Fake Charity Scams via bKash
How fraudulent charity appeals target Bangladeshi donors through bKash mobile money and what steps verify a charitable cause before sending.
Part of: Fake Charity Scams
Last reviewed: 1 June 2026
Bangladesh is a country with a strong tradition of community giving and a highly developed mobile financial services sector centred on bKash. Fraudsters exploit both, creating fake charity campaigns — often claiming to help flood victims, displaced families, or medical patients — and directing donations to personal bKash numbers that funnel directly to the perpetrator.
The ubiquity of bKash and the cultural resonance of charitable giving create conditions where even sceptical donors may not pause to verify a collection number before sending a small amount. Aggregate losses across thousands of small donations can be substantial.
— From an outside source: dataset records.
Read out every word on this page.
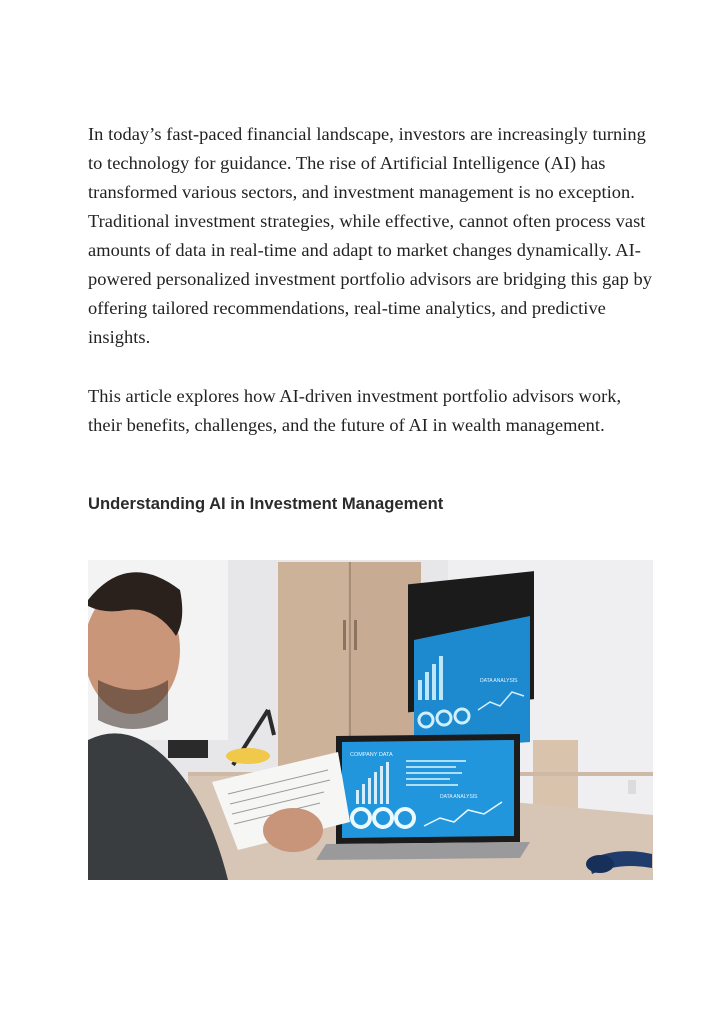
In today’s fast-paced financial landscape, investors are increasingly turning to technology for guidance. The rise of Artificial Intelligence (AI) has transformed various sectors, and investment management is no exception. Traditional investment strategies, while effective, cannot often process vast amounts of data in real-time and adapt to market changes dynamically. AI-powered personalized investment portfolio advisors are bridging this gap by offering tailored recommendations, real-time analytics, and predictive insights.

This article explores how AI-driven investment portfolio advisors work, their benefits, challenges, and the future of AI in wealth management.

Understanding AI in Investment Management
DATA ANALYSIS
COMPANY DATA
DATA ANALYSIS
How this scam works on bKash
Fake charity posts circulate on Facebook and WhatsApp, often sharing genuinely distressing images borrowed from news reports. A bKash personal number is provided alongside a compelling narrative. The operator posts regular updates with fabricated progress reports to encourage repeat donations.
In some cases the fraudster creates a fake bKash merchant account by registering with false documents, giving the appearance of an institutional account. Others simply use a personal number, relying on the victim's inability to distinguish between a personal and merchant bKash number from the payment screen alone.
High-profile natural disasters in Bangladesh — cyclones, floods — regularly produce a wave of fake charity campaigns that launch within hours of news coverage.
Common red flags
- Donation appeal directing funds to a personal bKash number rather than a registered organisation's merchant account
- Campaign imagery that appears in reverse searches under different contexts
- No verifiable organisation name, registration, or independent reporting on the cause
- Appeals that arrive only through social media shares with no traceable origin
- Urgency claims that donations are needed within hours
- No published bank account information or official receipt process
How to protect yourself
- Donate through the bKash merchant accounts of verified international NGOs or government relief channels
- Check the campaign against the NGO Affairs Bureau (NGOAB) registration database at ngoab.gov.bd
- Search the collection number on bKash to see whether it is a personal or merchant account
- Ask for a verifiable registration number before donating to any unfamiliar organisation
- Report suspicious campaigns to bKash at 16247 and to the relevant social media platform
How to report it
- Report the bKash number to bKash fraud prevention via hotline 16247
- File a complaint with the Bangladesh police cybercrime unit
- Report the fundraising post to the social media platform for fraud review
Frequently asked questions
How can I tell if a bKash charity number is legitimate?
A legitimate charity will use a bKash merchant account registered under its organisation name, will have a published NGOAB registration number, and will be verifiable through independent sources. A personal bKash number presented only through social media posts with no institutional verification is a red flag.